Gulbis and Fognini can be perversely entertaining (especially Gulbis, shown above, who tends to be good-natured in his racquet smashes). A Janowicz or Harrison tantrum can be a spectacle. Kyrgios, who faces Murray in the first round in New York, may not last long in the tournament, which might be just as well.
11. The Home Team
There are sixteen American men in the draw. Most are young. It might be difficult for any to reach the fourth round of seven, but the home crowds – especially the home crowd behind the last U.S. man standing – can create magical moments.
Whom to watch?
Steve Johnson, Sam Querrey, Denis Kudla, Tim Symczek, Donald Young, Jared Donaldson, Frances Tiafoe, Ryan Harrison, John Isner, Tommy Paul, Mardy Fish, Ryan Shane, Jack Sock, Rajeev Ram, Austin Krajicek, and Bjorn Fratangelo.
Preceding every Grand Slam is a suffocating flurry of predictions. It seems that every tennis journalist in the world goes on record with guesses as to who will win, who will lose early, and who will surprise the field. These predictions are then reported in the tennis media with a breathlessness more appropriate to actual results, as though those slated to win ought to be anointed champion on the spot.

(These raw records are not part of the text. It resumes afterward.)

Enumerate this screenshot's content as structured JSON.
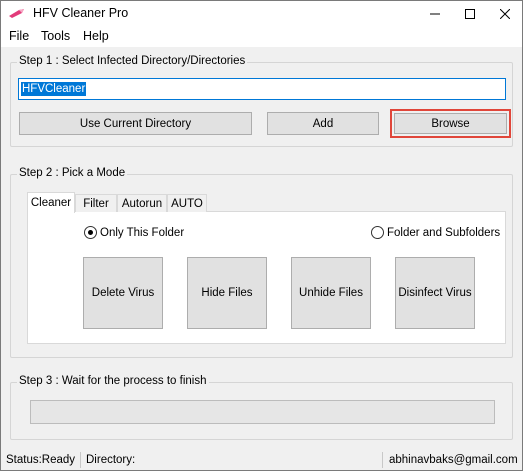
{
  "window": {
    "title": "HFV Cleaner Pro"
  },
  "icons": {
    "app": "lipstick-icon",
    "minimize": "minimize-icon",
    "maximize": "maximize-icon",
    "close": "close-icon"
  },
  "menu": {
    "file": "File",
    "tools": "Tools",
    "help": "Help"
  },
  "step1": {
    "legend": "Step 1 : Select Infected Directory/Directories",
    "directory_value": "HFVCleaner",
    "use_current_label": "Use Current Directory",
    "add_label": "Add",
    "browse_label": "Browse"
  },
  "step2": {
    "legend": "Step 2 : Pick a Mode",
    "tabs": [
      {
        "label": "Cleaner",
        "active": true
      },
      {
        "label": "Filter",
        "active": false
      },
      {
        "label": "Autorun",
        "active": false
      },
      {
        "label": "AUTO",
        "active": false
      }
    ],
    "scope": {
      "only_this_folder": "Only This Folder",
      "folder_and_subfolders": "Folder and Subfolders",
      "selected": "only_this_folder"
    },
    "actions": {
      "delete_virus": "Delete Virus",
      "hide_files": "Hide Files",
      "unhide_files": "Unhide Files",
      "disinfect_virus": "Disinfect Virus"
    }
  },
  "step3": {
    "legend": "Step 3 : Wait for the process to finish",
    "progress": 0
  },
  "status": {
    "status_text": "Status:Ready",
    "directory_text": "Directory:",
    "email": "abhinavbaks@gmail.com"
  },
  "colors": {
    "highlight_border": "#e0463a",
    "selection": "#0078d7"
  }
}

I don’t understand the impulse to make predictions and pronouncements, and I don’t like the effect such predictions have on tennis commentary. Play-by-play announcers, either consciously or not, inevitably shade their commentary to support their own biases, since nobody wants to be wrong.
Thus, my five predictions relate not to winners and losers but rather to other aspects of the game.
- Tomas Berdych’s on-court attire will be loud and garish, but he will still make it look good.
- Roger Federer will have the crowd solidly behind him at every match, even if he plays an American, unless both he and Nadal somehow manage to both reach the final, in which case the crowd support will be closer to 50-50.
- Novak Djokovic will not get as much crowd support at any of his matches as he wants or as his fans believe he deserves.
- John Isner and Ivo Karlovic, with their powerful serves and relatively weak return games, will average more tiebreaks in their matches than Djokovic, Federer, Murray, Wawrinka, and Nadal combined.
- During the first week of New York heat, players will fight tooth-and-nail for five sweltering sets, as a matter of honor, merely for the right to play in the second or third round.
That is why the Grand Slams are so much fun to watch!